My friend and colleague Gary Arlen wrote an interesting article on the developments in America and below are a few extracts from that article.
For those unfamiliar with the strange way regulations work in the USA—ISPs there refer to what the rest of the world calls (incumbent) telcos. By calling themselves ISPs, internet access suddenly is not a regulated telecoms service any more. In the USA there is no regulatory differentiation in that respect between internet, as in content, and internet as in broadband access. So content is intertwined with access and this combined is in a regulatory way treated as content and as such the telcos (ISPs) are ‘outside’ the telecoms law and can basically do what they want as has been shown in the case of Net Neutrality.
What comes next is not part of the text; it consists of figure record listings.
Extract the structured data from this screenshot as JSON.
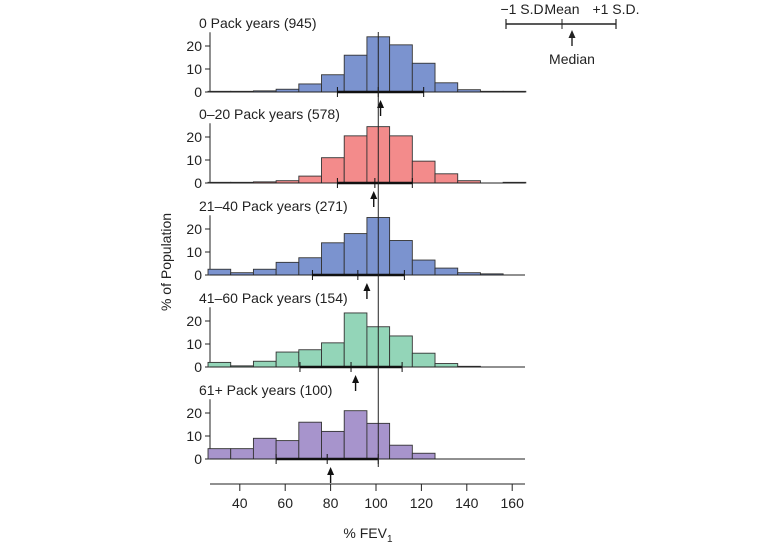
{
  "chart_data": {
    "type": "bar",
    "subtype": "stacked-histogram-panels",
    "xlabel": "% FEV",
    "xlabel_subscript": "1",
    "ylabel": "% of Population",
    "xlim": [
      26,
      166
    ],
    "xticks": [
      40,
      60,
      80,
      100,
      120,
      140,
      160
    ],
    "ylim": [
      0,
      26
    ],
    "yticks": [
      0,
      10,
      20
    ],
    "bin_edges": [
      26,
      36,
      46,
      56,
      66,
      76,
      86,
      96,
      106,
      116,
      126,
      136,
      146,
      156,
      166
    ],
    "reference_line_x": 101,
    "legend": {
      "minus_sd": "−1 S.D.",
      "mean": "Mean",
      "plus_sd": "+1 S.D.",
      "median": "Median",
      "placement": "top-right"
    },
    "series": [
      {
        "name": "0 Pack years (945)",
        "color": "#7b93cf",
        "values": [
          0.3,
          0.3,
          0.5,
          1.2,
          3.5,
          7.5,
          16,
          24,
          20.5,
          12.5,
          4,
          1,
          0.3,
          0.3
        ],
        "mean": 101,
        "sd_low": 83,
        "sd_high": 121,
        "median": 102
      },
      {
        "name": "0–20 Pack years (578)",
        "color": "#f38b8b",
        "values": [
          0.3,
          0.3,
          0.5,
          1,
          3,
          11,
          20.5,
          24.5,
          20.5,
          9.5,
          4,
          1,
          0,
          0.3
        ],
        "mean": 99.5,
        "sd_low": 83,
        "sd_high": 116,
        "median": 99
      },
      {
        "name": "21–40 Pack years (271)",
        "color": "#7b93cf",
        "values": [
          2.5,
          1,
          2.5,
          5.5,
          7.5,
          14,
          18,
          25,
          15,
          6.5,
          3,
          1,
          0.5,
          0
        ],
        "mean": 92,
        "sd_low": 72,
        "sd_high": 112.5,
        "median": 96
      },
      {
        "name": "41–60 Pack years (154)",
        "color": "#93d5b8",
        "values": [
          2,
          0.5,
          2.5,
          6.5,
          7.5,
          10.5,
          23.5,
          17.5,
          13.5,
          6,
          1.5,
          0.3,
          0,
          0
        ],
        "mean": 89,
        "sd_low": 66.5,
        "sd_high": 111.5,
        "median": 91
      },
      {
        "name": "61+ Pack years (100)",
        "color": "#a794cc",
        "values": [
          4.5,
          4.5,
          9,
          8,
          16,
          12,
          21,
          15.5,
          6,
          2.5,
          0,
          0,
          0,
          0
        ],
        "mean": 78.5,
        "sd_low": 56,
        "sd_high": 101,
        "median": 80
      }
    ]
  }
}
They are allowed to provide special preferential access to content providers such as Netflix, if they are prepared to pay the incumbent a premium price. This than brings us to the issue of content monopoly, by being able to strike those deals with content providers we can easily see this market becoming dominated by new monopolies.
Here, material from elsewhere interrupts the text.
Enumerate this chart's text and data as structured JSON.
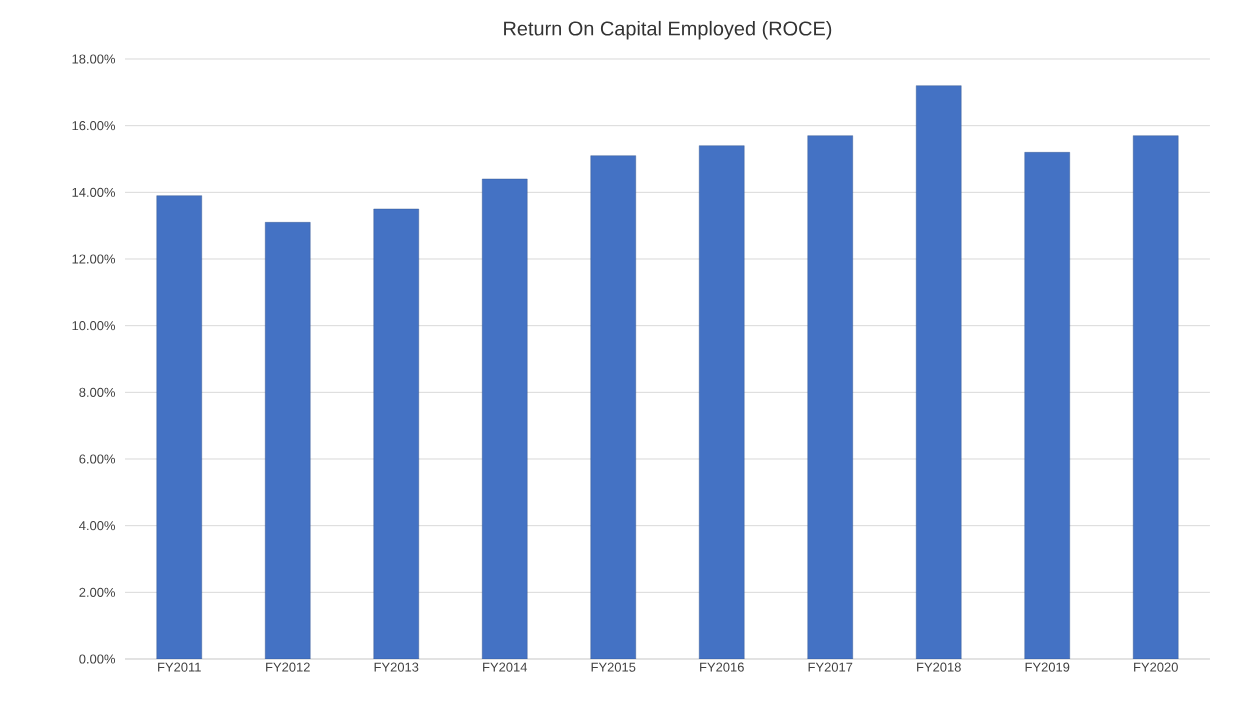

Also for clarification, MSOs (see below) are multi-system operators; they are the operators of multiple cable TV or direct-broadcast satellite television systems.
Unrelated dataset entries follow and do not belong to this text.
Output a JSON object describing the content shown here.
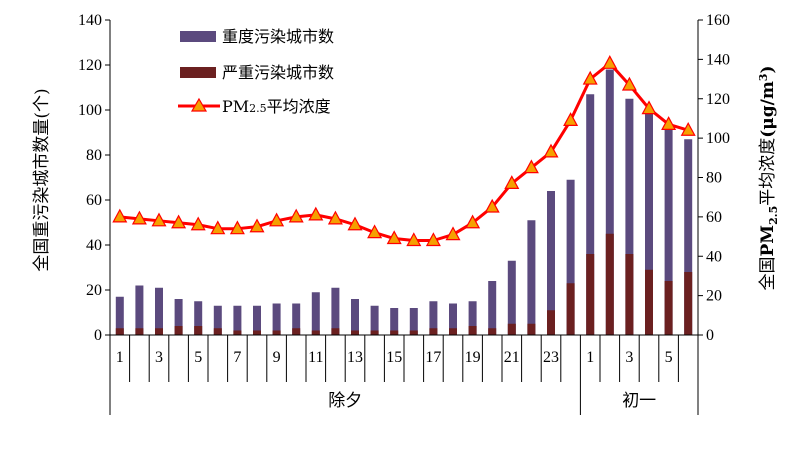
{
  "chart_data": {
    "type": "bar",
    "categories": [
      "1",
      "2",
      "3",
      "4",
      "5",
      "6",
      "7",
      "8",
      "9",
      "10",
      "11",
      "12",
      "13",
      "14",
      "15",
      "16",
      "17",
      "18",
      "19",
      "20",
      "21",
      "22",
      "23",
      "24",
      "1",
      "2",
      "3",
      "4",
      "5",
      "6"
    ],
    "x_tick_labels": [
      "1",
      "",
      "3",
      "",
      "5",
      "",
      "7",
      "",
      "9",
      "",
      "11",
      "",
      "13",
      "",
      "15",
      "",
      "17",
      "",
      "19",
      "",
      "21",
      "",
      "23",
      "",
      "1",
      "",
      "3",
      "",
      "5",
      ""
    ],
    "groups": [
      {
        "label": "除夕",
        "start": 0,
        "end": 24
      },
      {
        "label": "初一",
        "start": 24,
        "end": 30
      }
    ],
    "series": [
      {
        "name": "重度污染城市数",
        "axis": "left",
        "kind": "bar",
        "color": "#5B4A7E",
        "values": [
          17,
          22,
          21,
          16,
          15,
          13,
          13,
          13,
          14,
          14,
          19,
          21,
          16,
          13,
          12,
          12,
          15,
          14,
          15,
          24,
          33,
          51,
          64,
          69,
          107,
          118,
          105,
          99,
          92,
          87
        ]
      },
      {
        "name": "严重污染城市数",
        "axis": "left",
        "kind": "bar",
        "color": "#6B2020",
        "values": [
          3,
          3,
          3,
          4,
          4,
          3,
          2,
          2,
          2,
          3,
          2,
          3,
          2,
          2,
          2,
          2,
          3,
          3,
          4,
          3,
          5,
          5,
          11,
          23,
          36,
          45,
          36,
          29,
          24,
          28
        ]
      },
      {
        "name_main": "PM",
        "name_sub": "2.5",
        "name_rest": "平均浓度",
        "axis": "right",
        "kind": "line",
        "color": "#FF0000",
        "marker_color": "#F5A000",
        "values": [
          60,
          59,
          58,
          57,
          56,
          54,
          54,
          55,
          58,
          60,
          61,
          59,
          56,
          52,
          49,
          48,
          48,
          51,
          57,
          65,
          77,
          85,
          93,
          109,
          130,
          138,
          127,
          115,
          107,
          104
        ]
      }
    ],
    "y_left": {
      "label": "全国重污染城市数量(个)",
      "min": 0,
      "max": 140,
      "ticks": [
        "0",
        "20",
        "40",
        "60",
        "80",
        "100",
        "120",
        "140"
      ]
    },
    "y_right": {
      "label_pre": "全国",
      "label_main": "PM",
      "label_sub": "2.5",
      "label_rest": "平均浓度",
      "label_unit": "(μg/m",
      "label_sup": "3",
      "label_close": ")",
      "min": 0,
      "max": 160,
      "ticks": [
        "0",
        "20",
        "40",
        "60",
        "80",
        "100",
        "120",
        "140",
        "160"
      ]
    },
    "legend_placement": "top-left",
    "grid": false
  }
}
Here are Gary’s quotes relevant to the issues highlighted by Graeme Samuel:
FCC Chairman Tom Wheeler is seeking to put broadband/online video onto a level playing field with cable and satellite carriers, including their relationships and requirements to retransmit broadcast channels. Fundamentally, Wheeler wants internet-delivered video to operate with the same ground-rules as cable and satellite TV, especially when it comes to access to broadcast programming. In the acronym-speak of Washington, that means OVPDs (Online Video Program Distributors—i.e. broadband carriers and internet service providers such as Verizon, Comcast, AT&T, Cox) would be treated the same as MVPDs (Multichannel Video Program Distributors aka Comcast, DirecTV, Time Warner Cable, Cox, Dish).
Wheeler’s vision could also set the stage to crack down on cable operators if they start to abandon their current tiered, linear channel structure and migrate their networks to the broadband platform, enabling more à la carte channels or shows.
Wheeler’s tone seems to be that the FCC will not look kindly if MSOs try to stymie competition by moving content to broadband.